Abstract: To investigate the physiological response of IAA (indoleacetic acid) to Trichosanthes kirilowii under aluminum stress and the mitigation of DNA damage, the effects of IAA (0, 10, 25, 50, 75 μmol·L^-1 denoted by I₀, I₁₀, I₂₅, I₅₀ and I₇₅, respectively) on antioxidant enzyme activity, malondialdehyde (MDA), photosynthetic characteristics, root activity, chlorophyll content and DNA damage of two varieties of T. kirilowii under 300 and 800 μmol·L^-1 aluminum environment (denoted by Al₃₀₀ and Al₈₀₀, respectively) were examined in hydroponic culture experiments with Hebei Anguo (aluminium tolerant variety) and Zhejiang Puyang Trichosanthes kirilowii (aluminum sensitive variety). The results showed that the activities of superoxide dismutase (SOD), peroxidase (POD) and catalase (CAT), photosynthesis ability, and root activity of both varieties were inhibited to different degrees by aluminum stress, MDA content was significantly increased, and DNA damage was aggravated. The maximum increase of SOD, CAT and POD activities in Anguo and Puyang T. kirilowii under aluminum stress by IAA application were 15.0%, 31.2%, 72.3% and 13.8%, 26.9%, 26.4%, respectively, chlorophyll content increased by 49.9% and 17.9%, MDA accumulation decreased by 39.2% and 22.4% and fluorescence parameters were significantly improved. The treatment of 25 μmol·L^-1 IAA significantly increased root activity by 159.1% and 90.9%, while 50 μmol·L^-1 IAA effectively slowed the DNA tailing phenomenon in roots, with the product (OTM) value of tail DNA percentage content and tail moment being decreased by 27.6%. 10-50 μmol·L^-1 IAA could effectively improve the physiological activity of T. kirilowii under aluminum stress and slow the degree of DNA damage. The tolerance of Anguo variety to aluminum stress was stronger than that of Puyang variety.

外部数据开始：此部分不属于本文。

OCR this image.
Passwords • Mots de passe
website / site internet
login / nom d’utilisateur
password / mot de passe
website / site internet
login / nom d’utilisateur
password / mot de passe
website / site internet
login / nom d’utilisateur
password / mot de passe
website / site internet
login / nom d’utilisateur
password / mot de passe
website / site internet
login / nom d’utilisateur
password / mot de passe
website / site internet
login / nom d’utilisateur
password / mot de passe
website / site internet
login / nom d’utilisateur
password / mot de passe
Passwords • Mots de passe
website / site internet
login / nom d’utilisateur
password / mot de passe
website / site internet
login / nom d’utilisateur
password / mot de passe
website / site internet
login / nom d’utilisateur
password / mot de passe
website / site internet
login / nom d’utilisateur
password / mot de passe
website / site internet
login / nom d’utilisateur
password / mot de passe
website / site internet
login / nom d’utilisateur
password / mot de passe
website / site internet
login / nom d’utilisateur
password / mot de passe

Key words: aluminum stress, IAA, DNA damage, Trichosanthes kirilowii.

李文静, 毛纪隆, 吴玉环, 唐可, 潘芳芳, 方芳, 蔡妙珍, 刘鹏. 吲哚乙酸对铝胁迫下栝楼生理响应及DNA损伤的缓解作用[J]. 应用生态学报, 2020, 31(12): 4235-4242.

LI Wen-jing, MAO Ji-long, WU Yu-huan, TANG Ke, PAN Fang-fang, FANG Fang, CAI Miao-zhen, LIU Peng. Effects of IAA on physiological response to aluminum stress and DNA damage of Trichosanthes kirilowii.[J]. Chinese Journal of Applied Ecology, 2020, 31(12): 4235-4242.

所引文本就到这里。